We also benefit from some specific circumstances it's useful to note.

We're four people - all developers

Our blog, as markdown files served by Express, is not very user-friendly. But we're not some larger outfit with outside freelancers and editors - or our own writing staff - we're it. And since we don't need a whole CMS for blog post CRUD or a separate application for its own access control, we can avoid a lot of overhead. If we had a dedicated writer, bizdev person or account manager, we'd have to change our infrastructure to accomodate them.

Our complexity is limited

We're not landing a spacecraft on a floating drone barge - we're proud of our architecture, but the problem space is straightforward.

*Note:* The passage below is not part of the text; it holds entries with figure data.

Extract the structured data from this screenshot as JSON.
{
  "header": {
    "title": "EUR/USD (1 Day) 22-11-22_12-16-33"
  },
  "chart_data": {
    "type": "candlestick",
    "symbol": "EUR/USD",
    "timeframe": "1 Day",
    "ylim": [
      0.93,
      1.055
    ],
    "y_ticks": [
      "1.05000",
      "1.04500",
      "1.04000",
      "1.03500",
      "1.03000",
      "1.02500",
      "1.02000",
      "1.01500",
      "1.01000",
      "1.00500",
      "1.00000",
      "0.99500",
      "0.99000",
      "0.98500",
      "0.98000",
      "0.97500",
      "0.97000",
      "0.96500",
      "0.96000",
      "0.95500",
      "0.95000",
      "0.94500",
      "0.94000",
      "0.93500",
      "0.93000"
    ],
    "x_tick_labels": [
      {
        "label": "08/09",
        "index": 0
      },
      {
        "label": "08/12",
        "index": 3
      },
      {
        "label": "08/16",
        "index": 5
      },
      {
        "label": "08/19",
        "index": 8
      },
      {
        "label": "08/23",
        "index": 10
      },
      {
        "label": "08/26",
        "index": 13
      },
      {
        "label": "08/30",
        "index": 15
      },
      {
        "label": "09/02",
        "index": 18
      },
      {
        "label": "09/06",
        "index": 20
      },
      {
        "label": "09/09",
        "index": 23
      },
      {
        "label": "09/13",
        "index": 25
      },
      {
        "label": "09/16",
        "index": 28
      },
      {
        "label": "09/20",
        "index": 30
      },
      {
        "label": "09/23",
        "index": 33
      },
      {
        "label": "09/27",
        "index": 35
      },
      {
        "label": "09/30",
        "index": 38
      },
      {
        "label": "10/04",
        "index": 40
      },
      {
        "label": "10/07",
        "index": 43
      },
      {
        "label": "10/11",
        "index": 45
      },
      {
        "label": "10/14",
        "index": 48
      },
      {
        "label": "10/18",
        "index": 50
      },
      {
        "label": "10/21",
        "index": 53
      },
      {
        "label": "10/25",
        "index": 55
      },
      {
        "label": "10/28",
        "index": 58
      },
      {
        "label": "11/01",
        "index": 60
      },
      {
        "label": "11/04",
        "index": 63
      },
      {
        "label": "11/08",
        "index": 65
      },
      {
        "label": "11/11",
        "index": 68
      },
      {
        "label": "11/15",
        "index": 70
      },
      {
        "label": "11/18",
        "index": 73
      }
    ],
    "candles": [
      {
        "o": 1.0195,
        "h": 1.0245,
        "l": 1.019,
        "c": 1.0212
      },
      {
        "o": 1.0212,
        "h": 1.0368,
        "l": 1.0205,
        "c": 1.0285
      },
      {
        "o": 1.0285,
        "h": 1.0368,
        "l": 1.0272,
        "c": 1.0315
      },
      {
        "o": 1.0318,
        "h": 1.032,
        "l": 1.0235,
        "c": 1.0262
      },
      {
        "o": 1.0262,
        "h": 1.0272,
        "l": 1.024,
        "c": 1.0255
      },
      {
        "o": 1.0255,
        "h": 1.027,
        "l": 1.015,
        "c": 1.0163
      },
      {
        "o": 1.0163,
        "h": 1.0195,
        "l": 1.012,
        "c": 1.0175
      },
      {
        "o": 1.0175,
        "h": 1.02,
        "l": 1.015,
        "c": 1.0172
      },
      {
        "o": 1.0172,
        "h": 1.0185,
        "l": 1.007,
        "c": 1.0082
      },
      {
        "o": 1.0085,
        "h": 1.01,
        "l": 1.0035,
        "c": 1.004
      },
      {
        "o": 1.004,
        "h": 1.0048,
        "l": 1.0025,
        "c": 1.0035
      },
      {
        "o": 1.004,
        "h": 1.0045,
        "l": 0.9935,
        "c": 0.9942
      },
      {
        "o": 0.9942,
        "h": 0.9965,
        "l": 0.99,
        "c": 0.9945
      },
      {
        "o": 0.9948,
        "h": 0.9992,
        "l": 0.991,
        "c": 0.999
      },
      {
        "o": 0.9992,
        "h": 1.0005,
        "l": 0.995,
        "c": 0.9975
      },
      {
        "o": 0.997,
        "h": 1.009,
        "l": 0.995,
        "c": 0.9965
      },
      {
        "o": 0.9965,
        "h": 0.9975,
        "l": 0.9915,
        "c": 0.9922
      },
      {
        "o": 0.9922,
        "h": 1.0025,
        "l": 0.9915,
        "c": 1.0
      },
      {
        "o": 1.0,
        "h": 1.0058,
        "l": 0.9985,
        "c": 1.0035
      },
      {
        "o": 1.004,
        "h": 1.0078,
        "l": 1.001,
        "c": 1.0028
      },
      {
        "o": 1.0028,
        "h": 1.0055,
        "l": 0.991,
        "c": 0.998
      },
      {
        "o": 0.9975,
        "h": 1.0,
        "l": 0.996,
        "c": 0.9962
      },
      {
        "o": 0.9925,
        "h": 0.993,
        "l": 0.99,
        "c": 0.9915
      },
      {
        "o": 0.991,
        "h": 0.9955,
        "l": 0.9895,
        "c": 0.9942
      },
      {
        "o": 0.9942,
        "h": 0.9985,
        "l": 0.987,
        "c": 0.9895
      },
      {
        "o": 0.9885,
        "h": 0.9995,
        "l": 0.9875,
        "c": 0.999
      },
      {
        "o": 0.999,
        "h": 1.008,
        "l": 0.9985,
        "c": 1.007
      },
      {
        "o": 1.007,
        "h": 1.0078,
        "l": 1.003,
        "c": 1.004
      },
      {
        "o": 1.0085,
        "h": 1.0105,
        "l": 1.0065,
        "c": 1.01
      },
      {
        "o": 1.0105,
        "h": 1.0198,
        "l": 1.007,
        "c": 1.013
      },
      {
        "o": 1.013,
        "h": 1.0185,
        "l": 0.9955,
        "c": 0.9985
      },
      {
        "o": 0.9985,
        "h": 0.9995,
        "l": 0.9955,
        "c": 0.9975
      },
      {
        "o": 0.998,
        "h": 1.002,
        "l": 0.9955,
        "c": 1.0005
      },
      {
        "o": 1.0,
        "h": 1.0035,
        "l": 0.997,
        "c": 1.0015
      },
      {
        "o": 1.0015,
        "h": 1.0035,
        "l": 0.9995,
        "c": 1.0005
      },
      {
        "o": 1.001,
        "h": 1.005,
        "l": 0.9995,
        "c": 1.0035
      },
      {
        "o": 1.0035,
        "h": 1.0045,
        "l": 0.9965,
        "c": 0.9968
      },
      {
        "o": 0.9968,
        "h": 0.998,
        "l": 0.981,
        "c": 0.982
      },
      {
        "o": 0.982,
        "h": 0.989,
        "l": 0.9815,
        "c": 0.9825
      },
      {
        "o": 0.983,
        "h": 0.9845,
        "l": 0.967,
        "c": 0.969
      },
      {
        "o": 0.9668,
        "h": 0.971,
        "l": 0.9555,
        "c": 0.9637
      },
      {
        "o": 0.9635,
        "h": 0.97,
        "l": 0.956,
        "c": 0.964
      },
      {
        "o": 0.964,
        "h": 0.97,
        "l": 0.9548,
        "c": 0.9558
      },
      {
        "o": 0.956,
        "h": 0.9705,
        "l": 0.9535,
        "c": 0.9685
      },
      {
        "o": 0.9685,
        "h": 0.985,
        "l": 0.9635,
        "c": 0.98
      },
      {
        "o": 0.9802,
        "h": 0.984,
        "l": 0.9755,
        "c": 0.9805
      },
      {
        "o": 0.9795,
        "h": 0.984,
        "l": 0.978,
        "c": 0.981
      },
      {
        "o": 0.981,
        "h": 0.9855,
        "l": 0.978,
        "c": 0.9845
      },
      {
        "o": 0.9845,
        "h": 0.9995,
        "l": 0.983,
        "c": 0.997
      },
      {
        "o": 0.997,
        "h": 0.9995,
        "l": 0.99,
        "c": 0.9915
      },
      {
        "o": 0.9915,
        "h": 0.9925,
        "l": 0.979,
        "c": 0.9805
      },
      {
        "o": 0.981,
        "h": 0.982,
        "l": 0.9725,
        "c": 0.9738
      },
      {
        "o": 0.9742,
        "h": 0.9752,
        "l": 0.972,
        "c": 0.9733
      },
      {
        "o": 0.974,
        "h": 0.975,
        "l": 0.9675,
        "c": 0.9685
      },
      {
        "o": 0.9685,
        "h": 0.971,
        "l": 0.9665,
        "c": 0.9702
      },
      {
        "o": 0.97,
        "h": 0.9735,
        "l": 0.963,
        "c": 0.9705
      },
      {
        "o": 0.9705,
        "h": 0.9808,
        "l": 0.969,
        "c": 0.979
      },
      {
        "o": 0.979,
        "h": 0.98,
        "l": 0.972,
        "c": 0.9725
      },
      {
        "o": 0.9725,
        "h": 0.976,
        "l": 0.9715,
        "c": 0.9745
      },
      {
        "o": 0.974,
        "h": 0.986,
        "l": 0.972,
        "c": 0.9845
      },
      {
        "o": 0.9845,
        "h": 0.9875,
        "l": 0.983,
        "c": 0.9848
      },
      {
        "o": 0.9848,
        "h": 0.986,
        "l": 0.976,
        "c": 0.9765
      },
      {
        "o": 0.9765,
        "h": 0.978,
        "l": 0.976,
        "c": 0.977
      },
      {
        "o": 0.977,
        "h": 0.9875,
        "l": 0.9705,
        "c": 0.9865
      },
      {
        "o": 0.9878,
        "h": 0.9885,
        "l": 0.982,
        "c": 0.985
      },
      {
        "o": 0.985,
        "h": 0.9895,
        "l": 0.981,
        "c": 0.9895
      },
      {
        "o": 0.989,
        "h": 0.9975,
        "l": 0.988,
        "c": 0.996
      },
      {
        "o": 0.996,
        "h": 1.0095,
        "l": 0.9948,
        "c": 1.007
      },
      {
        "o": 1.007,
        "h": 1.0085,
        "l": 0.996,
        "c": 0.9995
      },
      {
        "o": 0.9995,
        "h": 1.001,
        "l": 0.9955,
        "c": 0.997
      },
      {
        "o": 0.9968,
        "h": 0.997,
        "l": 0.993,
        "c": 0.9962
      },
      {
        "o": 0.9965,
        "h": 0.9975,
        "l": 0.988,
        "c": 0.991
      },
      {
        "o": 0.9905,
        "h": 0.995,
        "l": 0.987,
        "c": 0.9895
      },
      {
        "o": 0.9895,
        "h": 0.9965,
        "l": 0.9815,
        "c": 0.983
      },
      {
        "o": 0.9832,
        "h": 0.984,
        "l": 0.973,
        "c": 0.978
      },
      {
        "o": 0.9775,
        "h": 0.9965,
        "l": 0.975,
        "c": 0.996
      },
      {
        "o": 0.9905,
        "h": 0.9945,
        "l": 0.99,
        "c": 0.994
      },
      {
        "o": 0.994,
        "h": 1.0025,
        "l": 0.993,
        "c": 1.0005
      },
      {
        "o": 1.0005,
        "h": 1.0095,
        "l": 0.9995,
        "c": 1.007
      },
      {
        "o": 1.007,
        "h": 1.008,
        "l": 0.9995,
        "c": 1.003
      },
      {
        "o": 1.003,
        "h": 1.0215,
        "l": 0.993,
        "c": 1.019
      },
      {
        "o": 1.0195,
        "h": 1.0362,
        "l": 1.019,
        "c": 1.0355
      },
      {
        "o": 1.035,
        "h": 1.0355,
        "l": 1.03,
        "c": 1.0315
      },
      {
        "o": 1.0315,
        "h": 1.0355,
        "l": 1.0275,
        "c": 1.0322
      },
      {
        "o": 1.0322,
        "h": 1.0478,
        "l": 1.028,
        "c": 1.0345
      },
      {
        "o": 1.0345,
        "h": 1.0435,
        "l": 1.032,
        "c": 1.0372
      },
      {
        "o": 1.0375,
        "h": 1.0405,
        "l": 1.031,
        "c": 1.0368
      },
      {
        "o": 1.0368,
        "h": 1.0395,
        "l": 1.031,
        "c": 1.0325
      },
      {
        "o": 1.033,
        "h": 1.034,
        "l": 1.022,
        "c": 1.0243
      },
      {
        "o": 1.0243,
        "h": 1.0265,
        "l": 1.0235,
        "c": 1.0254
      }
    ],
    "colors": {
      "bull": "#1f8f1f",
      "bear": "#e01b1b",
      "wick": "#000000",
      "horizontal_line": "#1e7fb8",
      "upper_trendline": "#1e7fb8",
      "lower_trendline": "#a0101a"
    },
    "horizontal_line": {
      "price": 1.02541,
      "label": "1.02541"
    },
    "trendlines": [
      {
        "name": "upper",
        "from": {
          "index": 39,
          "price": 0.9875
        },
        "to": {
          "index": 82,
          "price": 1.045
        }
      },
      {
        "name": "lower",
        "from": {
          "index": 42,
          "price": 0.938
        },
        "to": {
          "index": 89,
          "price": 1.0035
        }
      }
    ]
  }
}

Monorepos, though popular at large companies like Google and Facebook, also do well at smaller scales, when individual services (the blog, pricing info, form dashboard) are small enough to group together. With smaller applications, we don't risk a a weird directory organization or testing the limits of git.

This isn't a VC business

We don't need to staff up - we plan on operating via our own talent, augmented by the occasional outside freelancer, for a long while as we bootstrap the company. That means we can design systems that only fit the four of us.

And Real Downsides

These are things we've either learned to live with or have accepted as trade-offs for what we've accomplished.

No security isolation.

Our blog is in our principal application source code. To edit a post you would need access to all our source. This is fine for our four-person partnership - but would be unworkable for a conventional company.

Shared libraries risk becoming tightly-coupled code

Monorepos are supposed to reduce code duplication and allow for more isomorphic strategies (that work well with our chosen tech like Nuxt), but that can quickly curdle into tight couplings where code snippets that have no business referencing each other become deeply entangled.

No application-specific CI/CD tooling

If we want to associate a Github webhook or CircleCI job with an individual repo, we only have one - and it's got everything. It comes back to the security isolation issue - we've lost a certain granularity with the monorepo. Now, it's not terrible to have multiple apps simply tuning into their subdirectory of choice when they test/merge/deploy whatever code their concerned with, but it could get messy.

Takeaways

We chose a structure for our project that mirrored the needs and unique advantages of our business - one where every member was trusted (and expected) to contribute technically.

It's definitely not for everyone, but hopefully this breakdown of how it does (and sometimes doesn't) work for us will help inform decisions for your own projects, and maybe lead you to consider these patterns yourself.